As other commentators have already pointed out, a saving grace of the incident may be that it has laid bare an open secret. When it comes to sexism, science hierarchies have unfortunate form. A smattering of female Nobel laureates, this year’s Field medal in mathematics, and the exposure of cases where awards were given to men when it was women in the lab who deserved the credit, do plenty to disabuse any notion that what Hunt might refer to as ‘the fairer sex’ are not up to scientific excellence. But the persistent scarcity of women in science – especially in the highest echelons – tells its own story. Only 17% of professors in STEM in the UK are female. The response is often that this simply reflects the fact that women are less likely to study sciences and to proceed into the profession. This is true, but not to the extent that the low figures suggest.
The Royal Society, of which Hunt is a Fellow, has moved to distance itself from Hunt’s comments, saying that ‘science needs women’, but falling short in some eyes of repudiation of his remarks. The Society has had its own issues, having seen a fall in the number of Fellowships awarded to women under some recent schemes. Indeed, a recent investigation was launched to understand why only 2 of 43 early career University Research Fellowships were awarded to women in the last round – in previous years up to a third of awards went to women. The investigation was not able to pinpoint particular systemic reasons for the low number of awards to women, but a suite of initiatives to promote fellowships more actively to women scientists, and to train selection panels in issues relating to bias has been put in place. As I have blogged previously, unconscious bias has been identified – through systematic research no less – as an issue in recruitment and retention of scientists.

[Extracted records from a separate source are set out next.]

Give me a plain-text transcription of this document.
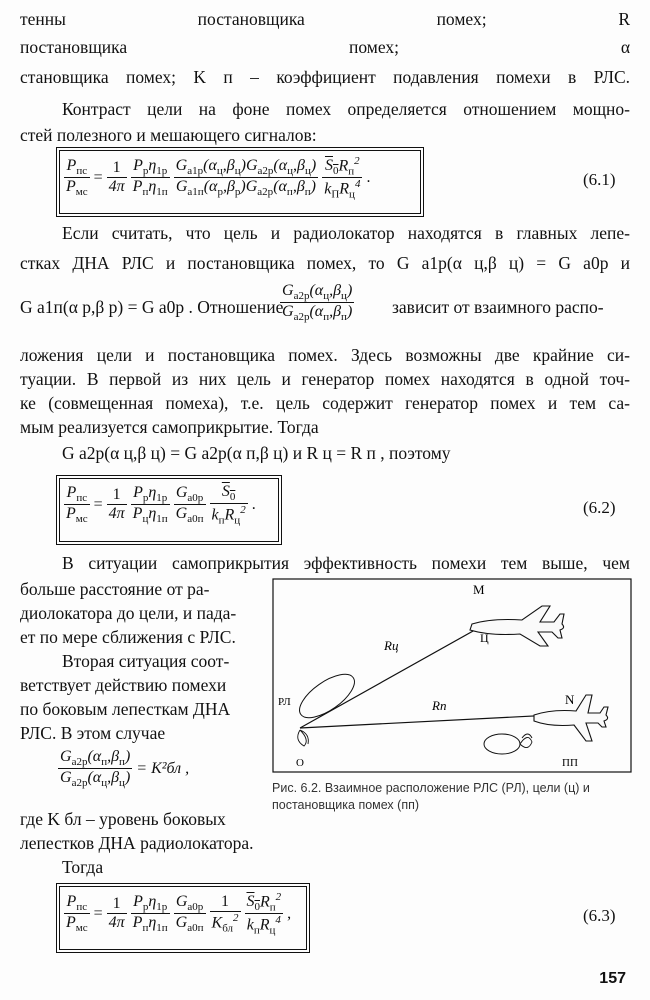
тенны постановщика помех; R
постановщика помех; α
становщика помех; K п – коэффициент подавления помехи в РЛС.
Контраст цели на фоне помех определяется отношением мощно-
стей полезного и мешающего сигналов:
$\frac{P_{пс}}{P_{мс}} = \frac{1}{4\pi} \frac{P_р\eta_{1р}}{P_п\eta_{1п}} \frac{G_{a1р}(\alpha_ц,\beta_ц)G_{a2р}(\alpha_ц,\beta_ц)}{G_{a1п}(\alpha_р,\beta_р)G_{a2р}(\alpha_п,\beta_п)} \frac{S_0R_п^2}{k_ПR_ц^4}$ .	(6.1)
Если считать, что цель и радиолокатор находятся в главных лепе-
стках ДНА РЛС и постановщика помех, то G a1р(α ц,β ц) = G a0р и
G a1п(α р,β р) = G a0р . Отношение
$\frac{G_{a2р}(\alpha_ц,\beta_ц)}{G_{a2р}(\alpha_п,\beta_п)}$ зависит от взаимного распо-
ложения цели и постановщика помех. Здесь возможны две крайние си-
туации. В первой из них цель и генератор помех находятся в одной точ-
ке (совмещенная помеха), т.е. цель содержит генератор помех и тем са-
мым реализуется самоприкрытие. Тогда
G a2р(α ц,β ц) = G a2р(α п,β ц) и R ц = R п , поэтому
$\frac{P_{пс}}{P_{мс}} = \frac{1}{4\pi} \frac{P_р\eta_{1р}}{P_ц\eta_{1п}} \frac{G_{a0р}}{G_{a0п}} \frac{S_0}{k_пR_ц^2}$ .	(6.2)
В ситуации самоприкрытия эффективность помехи тем выше, чем
больше расстояние от ра-
диолокатора до цели, и пада-
ет по мере сближения с РЛС.
Вторая ситуация соот-
ветствует действию помехи
по боковым лепесткам ДНА
РЛС. В этом случае
$\frac{G_{a2р}(\alpha_п,\beta_п)}{G_{a2р}(\alpha_ц,\beta_ц)} = K^2бл$ ,
где K бл – уровень боковых
лепестков ДНА радиолокатора.
Тогда
$\frac{P_{пс}}{P_{мс}} = \frac{1}{4\pi} \frac{P_р\eta_{1р}}{P_п\eta_{1п}} \frac{G_{a0р}}{G_{a0п}} \frac{1}{K_{бл}^2} \frac{S_0R_п^2}{k_пR_ц^4}$ ,	(6.3)
M
Ц
Rц
Rп	N
ПП
РЛ
O
Рис. 6.2. Взаимное расположение РЛС (РЛ), цели (ц) и постановщика помех (пп)
157
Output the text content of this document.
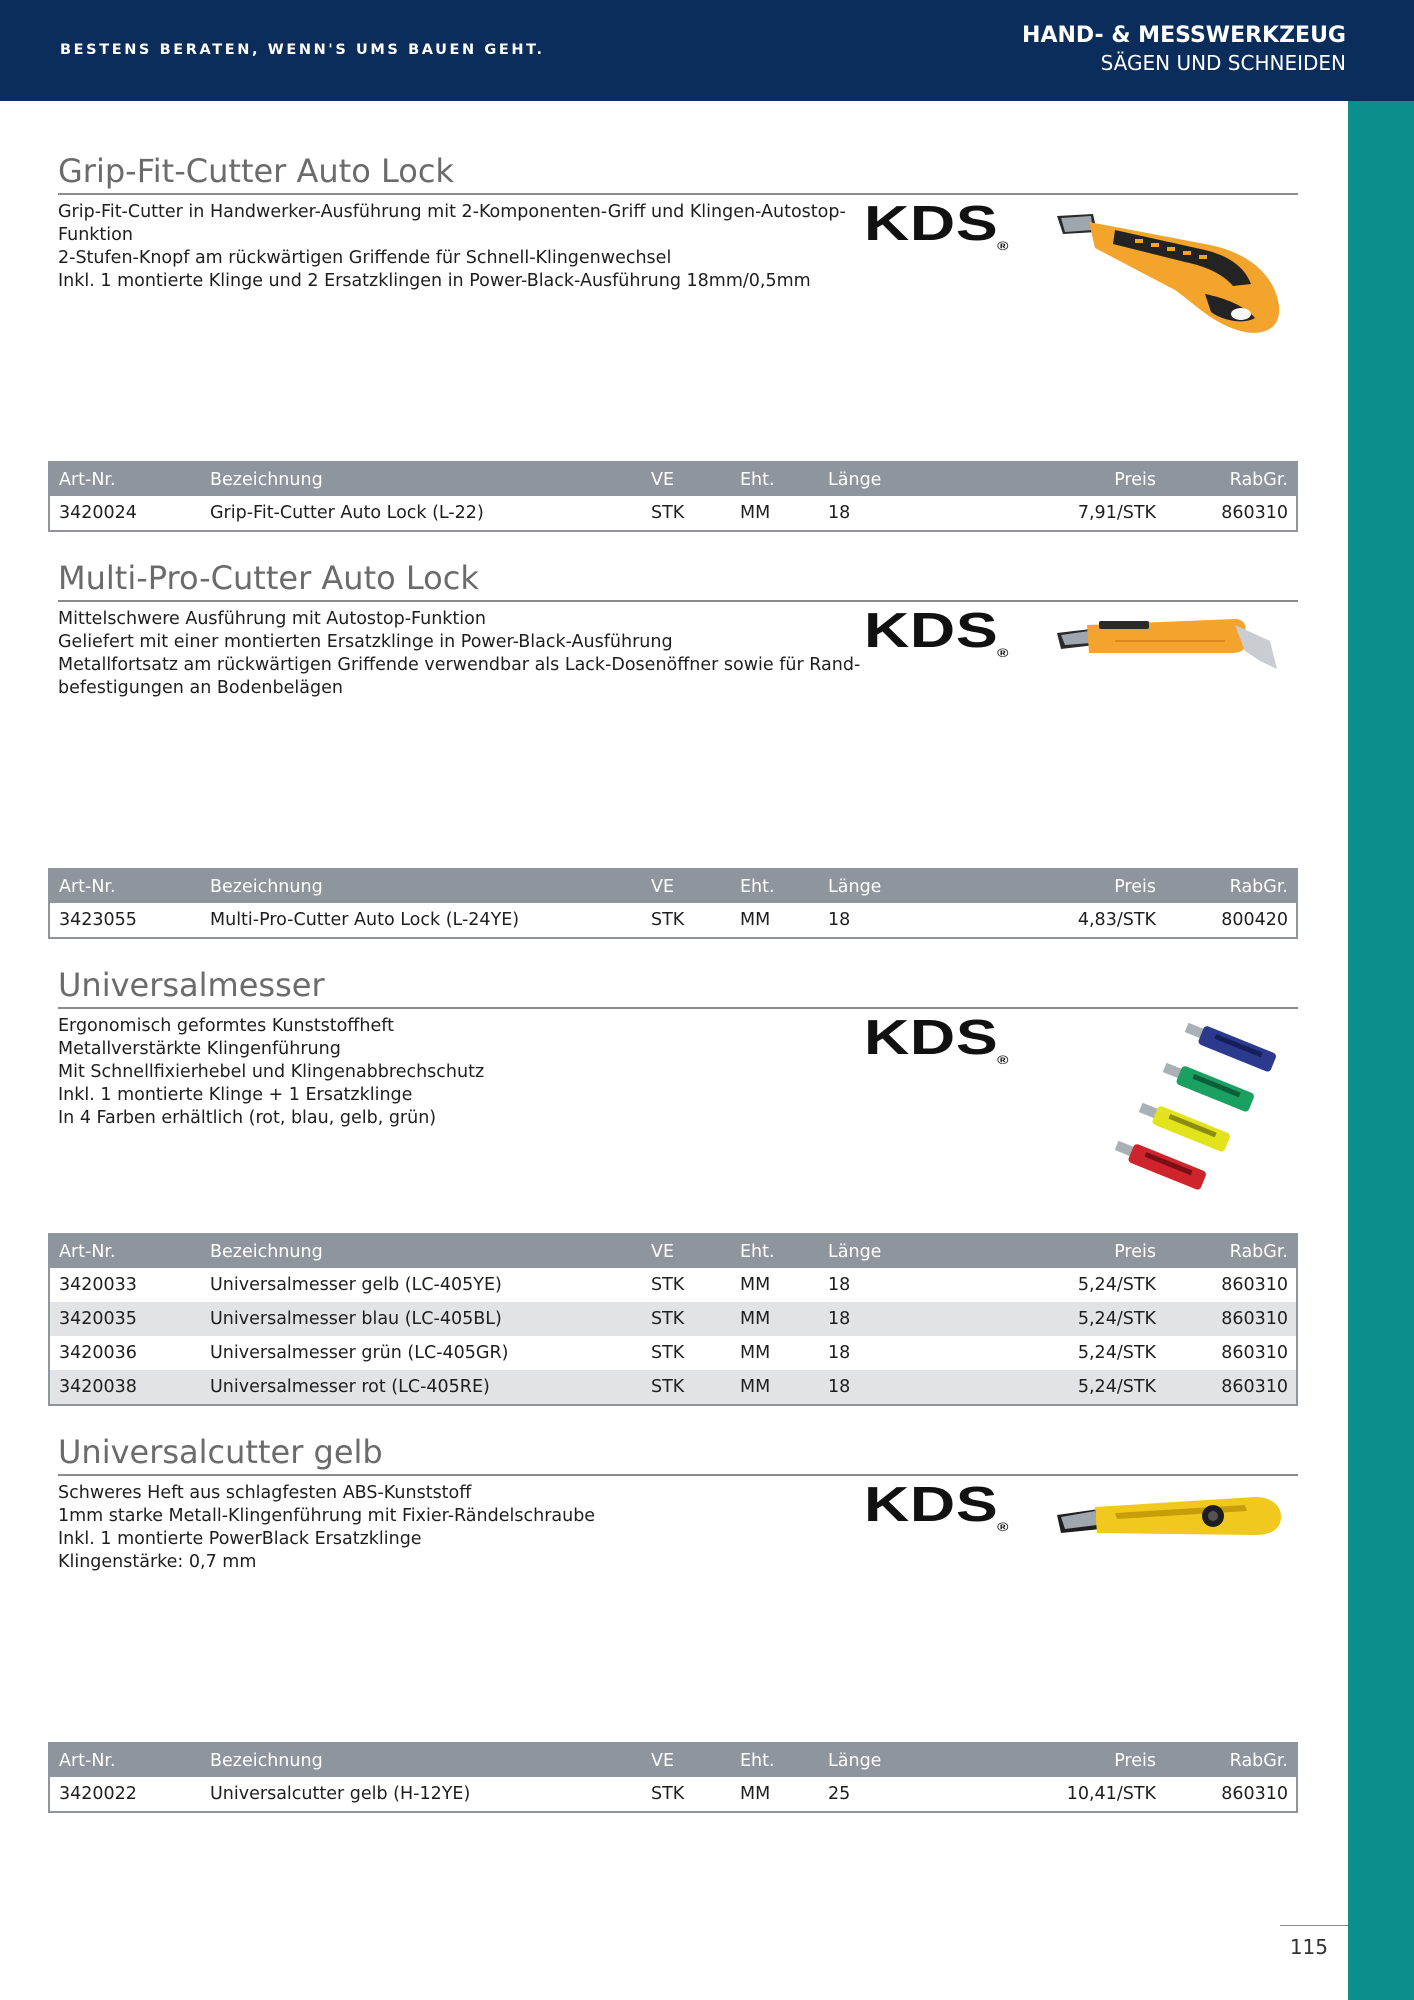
BESTENS BERATEN, WENN'S UMS BAUEN GEHT.
HAND- & MESSWERKZEUG
SÄGEN UND SCHNEIDEN
Grip-Fit-Cutter Auto Lock
Grip-Fit-Cutter in Handwerker-Ausführung mit 2-Komponenten-Griff und Klingen-Autostop-
Funktion
2-Stufen-Knopf am rückwärtigen Griffende für Schnell-Klingenwechsel
Inkl. 1 montierte Klinge und 2 Ersatzklingen in Power-Black-Ausführung 18mm/0,5mm
KDS®
Art-Nr.	Bezeichnung	VE	Eht.	Länge	Preis	RabGr.
3420024	Grip-Fit-Cutter Auto Lock (L-22)	STK	MM	18	7,91/STK	860310
Multi-Pro-Cutter Auto Lock
Mittelschwere Ausführung mit Autostop-Funktion
Geliefert mit einer montierten Ersatzklinge in Power-Black-Ausführung
Metallfortsatz am rückwärtigen Griffende verwendbar als Lack-Dosenöffner sowie für Rand-
befestigungen an Bodenbelägen
KDS®
Art-Nr.	Bezeichnung	VE	Eht.	Länge	Preis	RabGr.
3423055	Multi-Pro-Cutter Auto Lock (L-24YE)	STK	MM	18	4,83/STK	800420
Universalmesser
Ergonomisch geformtes Kunststoffheft
Metallverstärkte Klingenführung
Mit Schnellfixierhebel und Klingenabbrechschutz
Inkl. 1 montierte Klinge + 1 Ersatzklinge
In 4 Farben erhältlich (rot, blau, gelb, grün)
KDS®
Art-Nr.	Bezeichnung	VE	Eht.	Länge	Preis	RabGr.
3420033	Universalmesser gelb (LC-405YE)	STK	MM	18	5,24/STK	860310
3420035	Universalmesser blau (LC-405BL)	STK	MM	18	5,24/STK	860310
3420036	Universalmesser grün (LC-405GR)	STK	MM	18	5,24/STK	860310
3420038	Universalmesser rot (LC-405RE)	STK	MM	18	5,24/STK	860310
Universalcutter gelb
Schweres Heft aus schlagfesten ABS-Kunststoff
1mm starke Metall-Klingenführung mit Fixier-Rändelschraube
Inkl. 1 montierte PowerBlack Ersatzklinge
Klingenstärke: 0,7 mm
KDS®
Art-Nr.	Bezeichnung	VE	Eht.	Länge	Preis	RabGr.
3420022	Universalcutter gelb (H-12YE)	STK	MM	25	10,41/STK	860310
115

Perhaps Tim Hunt’s outburst might concentrate the collective mind on attitudes which may still affect women in science. After all, even Stephen Hawking declared women a ‘mystery’. It is incumbent on scientists now to ensure that the ‘problem’ of women in science is seen as a problem in the parts of the professional hierarchy, and not of women. Hunt’s idea that a ‘solution’ to the ‘distractions’ of women is to segregate them into labs of their own, is perhaps the most damaging of all. Women are not ‘the other’ – we are people working on equal terms to solve the problems of the world. And if that is not already actually the case, it is old men of science who have the problem.